Chilling in the ‘Dam.

Considering that Amsterdam is the place in the last two weeks where I’ve spent the most time, I have relatively little to say about it. Certainly not for lack of enjoyment, I had a delightful time wandering about with two friends who go way, way back with me. One of them is my travelling friend who first started going on intrepid adventures with me 20 years ago.  We look exactly the same in all our photos, happy, drinks in hand, great scenery …. he takes the pictures, not me.  We’re just a little bit more squashy in the face now.

Basically what I  did for three days was eat, drink, sleep in, go for long walks around the different districts of Amsterdam, stop approximately once an hour to sit at an outdoor cafe to enjoy a refreshing drink, feel relieved that I elected not to go to Anne Frank house (queues were enormous, wrapped around the entire building), looked at art and quirky things, talked non-stop, and narrowly escaped death by bicycle.

During the course of our perambulations we wandered through the red light district, largely for my benefit, being a newbie to Amsterdam. I was expecting a seedy, grotty network of tiny alleyways, but instead I got very pleasant squares and canal side emporiums decorated with cool, funky signs. There was a cosy looking church in the middle of all of it, and a chocolate emporium.  Hasar!  The stores were brightly lit and full of intriguing gadgets, providing ample opportunities for tourists to have an educational experience: “Excuse me sir, what does this do? No, not that one, I can see from the picture that is clearly a cock lock, wait, what did you call it? A cock cage. Right sorry, my mistake. But what’s this one, with the half dozen circles and the screws….I am using my imagination as hard as I can, but I am utterly flummoxed.”

Walking into Joordan, was a welcome relief from the crowds, and home to a number of quirky shops. One of those quirky shops had chocolate tasters out, too late I realised the white chocolate was actually banana chocolate, meh.

My pals spotted a shop that sold nothing but an inventive array of rubber ducks. Rubber duck astronauts, rubber duck Big Ben, rubber duck cartoon characters, rubber ducks in army gear, Duck Vader…. and just round the corner, a shop that sold cows, lots and lots of cows, and a discreet selection of owls for the discerning consumer.   Oddly, the cows looked vastly more expensive than the ducks, luxury cows, glamour cows.

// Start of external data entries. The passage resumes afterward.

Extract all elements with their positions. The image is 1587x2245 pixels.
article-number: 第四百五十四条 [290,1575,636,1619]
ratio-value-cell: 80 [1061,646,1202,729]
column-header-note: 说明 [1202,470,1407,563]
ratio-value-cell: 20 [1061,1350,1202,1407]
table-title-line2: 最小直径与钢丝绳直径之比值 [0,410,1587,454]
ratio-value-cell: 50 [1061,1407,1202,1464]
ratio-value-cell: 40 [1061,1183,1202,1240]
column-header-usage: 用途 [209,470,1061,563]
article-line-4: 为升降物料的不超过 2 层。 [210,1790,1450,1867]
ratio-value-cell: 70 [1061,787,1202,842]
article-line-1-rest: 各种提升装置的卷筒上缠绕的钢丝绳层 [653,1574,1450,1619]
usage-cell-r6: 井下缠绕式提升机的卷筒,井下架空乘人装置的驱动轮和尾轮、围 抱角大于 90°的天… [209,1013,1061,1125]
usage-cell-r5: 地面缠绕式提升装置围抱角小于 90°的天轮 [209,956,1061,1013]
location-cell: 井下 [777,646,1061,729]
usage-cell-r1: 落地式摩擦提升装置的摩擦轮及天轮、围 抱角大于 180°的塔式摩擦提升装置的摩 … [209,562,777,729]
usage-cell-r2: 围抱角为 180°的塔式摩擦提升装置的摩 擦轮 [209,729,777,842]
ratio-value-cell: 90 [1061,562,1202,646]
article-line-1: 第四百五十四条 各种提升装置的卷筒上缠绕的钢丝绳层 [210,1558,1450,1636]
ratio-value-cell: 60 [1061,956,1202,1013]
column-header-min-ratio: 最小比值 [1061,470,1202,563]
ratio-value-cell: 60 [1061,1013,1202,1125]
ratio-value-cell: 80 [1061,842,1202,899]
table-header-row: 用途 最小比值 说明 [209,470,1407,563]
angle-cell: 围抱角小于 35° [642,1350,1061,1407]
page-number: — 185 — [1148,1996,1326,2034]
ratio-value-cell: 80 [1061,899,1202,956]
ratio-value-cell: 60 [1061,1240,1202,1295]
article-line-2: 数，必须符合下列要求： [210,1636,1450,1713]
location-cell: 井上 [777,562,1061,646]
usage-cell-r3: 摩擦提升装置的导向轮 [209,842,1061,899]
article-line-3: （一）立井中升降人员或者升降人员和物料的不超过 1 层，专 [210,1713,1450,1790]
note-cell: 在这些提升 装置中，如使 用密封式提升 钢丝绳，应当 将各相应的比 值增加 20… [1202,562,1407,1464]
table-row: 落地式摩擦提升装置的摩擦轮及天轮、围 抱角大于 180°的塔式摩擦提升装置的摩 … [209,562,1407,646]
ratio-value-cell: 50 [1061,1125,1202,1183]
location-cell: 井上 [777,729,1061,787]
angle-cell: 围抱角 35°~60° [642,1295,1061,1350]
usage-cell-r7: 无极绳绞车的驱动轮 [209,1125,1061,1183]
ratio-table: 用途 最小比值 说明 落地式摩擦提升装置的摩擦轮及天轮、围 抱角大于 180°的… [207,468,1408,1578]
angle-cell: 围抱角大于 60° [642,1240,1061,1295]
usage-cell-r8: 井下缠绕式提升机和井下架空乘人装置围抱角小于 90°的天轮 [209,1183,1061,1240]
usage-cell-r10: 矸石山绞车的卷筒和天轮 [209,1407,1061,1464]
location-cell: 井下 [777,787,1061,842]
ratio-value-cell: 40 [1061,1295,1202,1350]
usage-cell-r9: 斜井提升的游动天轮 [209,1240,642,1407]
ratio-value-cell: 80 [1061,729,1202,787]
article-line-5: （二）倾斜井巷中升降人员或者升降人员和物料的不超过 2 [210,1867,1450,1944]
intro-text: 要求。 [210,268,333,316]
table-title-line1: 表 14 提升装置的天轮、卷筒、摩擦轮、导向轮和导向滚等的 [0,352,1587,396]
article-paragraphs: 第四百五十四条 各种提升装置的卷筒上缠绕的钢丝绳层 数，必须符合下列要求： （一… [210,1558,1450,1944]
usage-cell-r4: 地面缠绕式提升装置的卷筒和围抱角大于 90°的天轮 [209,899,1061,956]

We took night time walks and pictures along the Amstel river and admired the prettily illuminated bridges.  Now here’s something I don’t understand, you’ve got all these big old house boats parked in canals that are next to teeny tiny roads, in between bridges that have teeny tiny tunnels… how exactly do the houseboats get there?  If they’re too big to go under the bridges, and they’re too big to fit down the roads, then what gives?  Are they constructed on those sections of canal and never move again?  Did they wait for really hot summers when most of the water had evaporated and they could squeeze through?  If anyone knows I would genuinely appreciate an answer, and not the one about the bridges being able to open  – those aren’t the bridges I’m talking about, I mean the very low, firmly in place, stone ones.

After all of this easy charm, and my bites sexily turning into curious red – sore- blisters I was ready to get on a train and go to Venice.  It was a bit of a shame then that all the most direct routes through Germany and Austria had been closed, due to the German-Austria border being a bit of a sticky wicket in this time of refugee crisis.  Ah well, back through Switzerland we go!